„To jest dzień,
który uczynił Pan - niedziela, radujmy się nim i weselmy.” - Posłuszni
biblijnym nakazom chillujemy więc na całego :). Po kolejnym tygodniu pracy
jest nam to jak najbardziej potrzebne. Nogi wymęczone stromizną, zaś
górne kończyny obsługą sekatora - należy im się.
Lecz kiedy ciało angażuje się w ruch, wtedy głowa odpoczywa. Myśli płyną łagodnie i swobodnie, ot, krążą leniwie po czaszce.
Oczywistą atrakcją jest sama przyroda: jezioro, okalające je góry, szybujące ptaki i niosący je czasem po nieboskłonie wiatr.
Natomiast
chyba największym rozdziawiaczem ust w ciągu tygodnia był ognisty wschód
słońca. Wow. Cóż za płomienne cuda działy się na porannym niebie!
Oprócz
kilku „dzień dobry” i paru słów small talku z sąsiadami z wioski nie
wchodziliśmy w międzyludzkie interakcje. Czasem widujemy w dole turystów
zmierzających szlakiem — i to by było na tyle socjalnych bodźców.

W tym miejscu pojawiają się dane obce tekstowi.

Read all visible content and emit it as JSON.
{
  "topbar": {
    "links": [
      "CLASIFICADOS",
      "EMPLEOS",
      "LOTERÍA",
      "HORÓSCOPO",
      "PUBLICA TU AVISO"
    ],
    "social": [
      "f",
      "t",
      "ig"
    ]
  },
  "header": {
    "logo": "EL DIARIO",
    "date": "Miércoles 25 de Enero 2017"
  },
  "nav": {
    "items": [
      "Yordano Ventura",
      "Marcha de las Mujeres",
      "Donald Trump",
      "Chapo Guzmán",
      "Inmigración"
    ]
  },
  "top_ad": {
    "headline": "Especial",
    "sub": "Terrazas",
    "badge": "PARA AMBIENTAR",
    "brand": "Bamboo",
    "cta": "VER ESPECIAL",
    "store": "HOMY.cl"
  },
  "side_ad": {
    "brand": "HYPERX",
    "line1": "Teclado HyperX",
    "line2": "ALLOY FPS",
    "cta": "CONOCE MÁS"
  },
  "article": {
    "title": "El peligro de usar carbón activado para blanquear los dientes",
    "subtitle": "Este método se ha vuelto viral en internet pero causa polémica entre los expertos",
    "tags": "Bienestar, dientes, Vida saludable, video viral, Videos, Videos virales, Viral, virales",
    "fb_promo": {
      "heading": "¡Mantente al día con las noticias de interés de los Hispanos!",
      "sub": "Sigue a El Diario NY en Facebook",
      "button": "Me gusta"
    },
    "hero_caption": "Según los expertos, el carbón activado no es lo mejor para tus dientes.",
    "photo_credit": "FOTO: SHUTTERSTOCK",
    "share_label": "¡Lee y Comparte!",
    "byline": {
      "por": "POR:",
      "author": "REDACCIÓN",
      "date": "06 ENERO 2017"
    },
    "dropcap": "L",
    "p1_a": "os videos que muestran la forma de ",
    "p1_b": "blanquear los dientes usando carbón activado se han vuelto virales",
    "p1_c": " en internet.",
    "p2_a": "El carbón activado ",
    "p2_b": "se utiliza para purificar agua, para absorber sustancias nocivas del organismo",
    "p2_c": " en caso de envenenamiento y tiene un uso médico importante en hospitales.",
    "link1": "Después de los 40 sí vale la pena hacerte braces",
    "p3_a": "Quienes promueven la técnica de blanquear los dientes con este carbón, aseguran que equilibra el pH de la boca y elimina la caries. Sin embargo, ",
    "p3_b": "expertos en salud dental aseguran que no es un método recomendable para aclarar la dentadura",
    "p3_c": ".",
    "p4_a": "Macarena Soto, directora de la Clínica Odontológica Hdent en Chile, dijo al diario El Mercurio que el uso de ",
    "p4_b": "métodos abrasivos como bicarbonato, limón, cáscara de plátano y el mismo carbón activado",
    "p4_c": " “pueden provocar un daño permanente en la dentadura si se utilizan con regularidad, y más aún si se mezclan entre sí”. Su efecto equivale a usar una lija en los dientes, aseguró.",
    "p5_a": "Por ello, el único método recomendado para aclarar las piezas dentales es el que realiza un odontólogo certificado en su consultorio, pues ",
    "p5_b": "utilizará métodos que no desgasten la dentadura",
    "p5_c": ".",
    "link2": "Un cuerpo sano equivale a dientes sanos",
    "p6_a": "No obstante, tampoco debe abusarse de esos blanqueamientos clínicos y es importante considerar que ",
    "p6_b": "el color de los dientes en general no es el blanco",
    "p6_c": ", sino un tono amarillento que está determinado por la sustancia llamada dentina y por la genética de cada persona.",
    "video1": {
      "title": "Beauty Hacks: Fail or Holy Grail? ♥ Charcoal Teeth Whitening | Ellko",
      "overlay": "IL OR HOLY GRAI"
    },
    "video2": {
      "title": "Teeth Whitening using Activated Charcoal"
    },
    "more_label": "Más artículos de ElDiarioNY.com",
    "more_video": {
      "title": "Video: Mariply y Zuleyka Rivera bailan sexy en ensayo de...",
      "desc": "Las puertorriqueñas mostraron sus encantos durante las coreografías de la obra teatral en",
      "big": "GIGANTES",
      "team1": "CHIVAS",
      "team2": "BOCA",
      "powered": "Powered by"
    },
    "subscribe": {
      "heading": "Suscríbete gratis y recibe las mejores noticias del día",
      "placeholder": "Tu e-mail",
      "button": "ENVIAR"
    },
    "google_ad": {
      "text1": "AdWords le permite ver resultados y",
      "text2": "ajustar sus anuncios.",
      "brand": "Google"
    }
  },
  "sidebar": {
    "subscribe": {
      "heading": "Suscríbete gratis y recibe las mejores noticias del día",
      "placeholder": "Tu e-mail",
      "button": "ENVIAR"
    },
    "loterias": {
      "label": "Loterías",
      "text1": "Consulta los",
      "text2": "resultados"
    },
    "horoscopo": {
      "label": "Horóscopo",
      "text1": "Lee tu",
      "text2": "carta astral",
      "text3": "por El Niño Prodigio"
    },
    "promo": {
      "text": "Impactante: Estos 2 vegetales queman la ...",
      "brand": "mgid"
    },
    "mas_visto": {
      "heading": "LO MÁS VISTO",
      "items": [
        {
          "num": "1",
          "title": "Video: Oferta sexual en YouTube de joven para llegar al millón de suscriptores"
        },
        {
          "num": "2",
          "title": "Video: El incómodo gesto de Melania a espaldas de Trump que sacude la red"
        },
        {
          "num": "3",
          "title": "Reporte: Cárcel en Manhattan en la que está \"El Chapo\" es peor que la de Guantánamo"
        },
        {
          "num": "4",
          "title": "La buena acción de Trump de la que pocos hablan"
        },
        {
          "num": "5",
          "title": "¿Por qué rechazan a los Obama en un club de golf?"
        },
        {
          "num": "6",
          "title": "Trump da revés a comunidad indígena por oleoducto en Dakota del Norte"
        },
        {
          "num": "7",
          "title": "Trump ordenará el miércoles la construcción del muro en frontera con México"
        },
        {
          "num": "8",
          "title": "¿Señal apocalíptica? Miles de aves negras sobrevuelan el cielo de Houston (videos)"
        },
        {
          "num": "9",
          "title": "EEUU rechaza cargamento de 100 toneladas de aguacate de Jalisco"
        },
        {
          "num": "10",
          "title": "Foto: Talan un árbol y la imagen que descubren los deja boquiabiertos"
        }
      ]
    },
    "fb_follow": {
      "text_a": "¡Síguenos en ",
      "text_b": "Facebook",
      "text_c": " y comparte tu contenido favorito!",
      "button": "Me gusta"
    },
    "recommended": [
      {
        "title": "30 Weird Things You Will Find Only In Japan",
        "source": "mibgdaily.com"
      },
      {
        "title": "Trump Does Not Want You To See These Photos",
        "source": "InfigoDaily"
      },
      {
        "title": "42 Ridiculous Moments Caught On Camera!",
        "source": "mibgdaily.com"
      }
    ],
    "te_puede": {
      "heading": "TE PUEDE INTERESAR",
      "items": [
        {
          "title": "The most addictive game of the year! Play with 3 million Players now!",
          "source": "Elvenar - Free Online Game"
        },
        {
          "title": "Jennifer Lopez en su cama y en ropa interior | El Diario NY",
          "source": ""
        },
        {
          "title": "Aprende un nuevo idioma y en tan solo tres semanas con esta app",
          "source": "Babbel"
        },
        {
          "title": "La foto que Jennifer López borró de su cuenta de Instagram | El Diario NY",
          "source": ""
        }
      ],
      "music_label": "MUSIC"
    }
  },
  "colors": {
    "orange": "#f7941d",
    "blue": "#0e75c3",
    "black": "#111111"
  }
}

Poza tym towarzyszy nam jedynie dźwięk elektrycznego sekatora, sporadycznie szczekający psi towarzysz Komo, niezmiennie urzekająca przyroda i - póki co - błękitne niebo. „Byle do niedzieli!” - chciałoby się rzec, lecz przecież droga do niej wcale nie jest taka zła.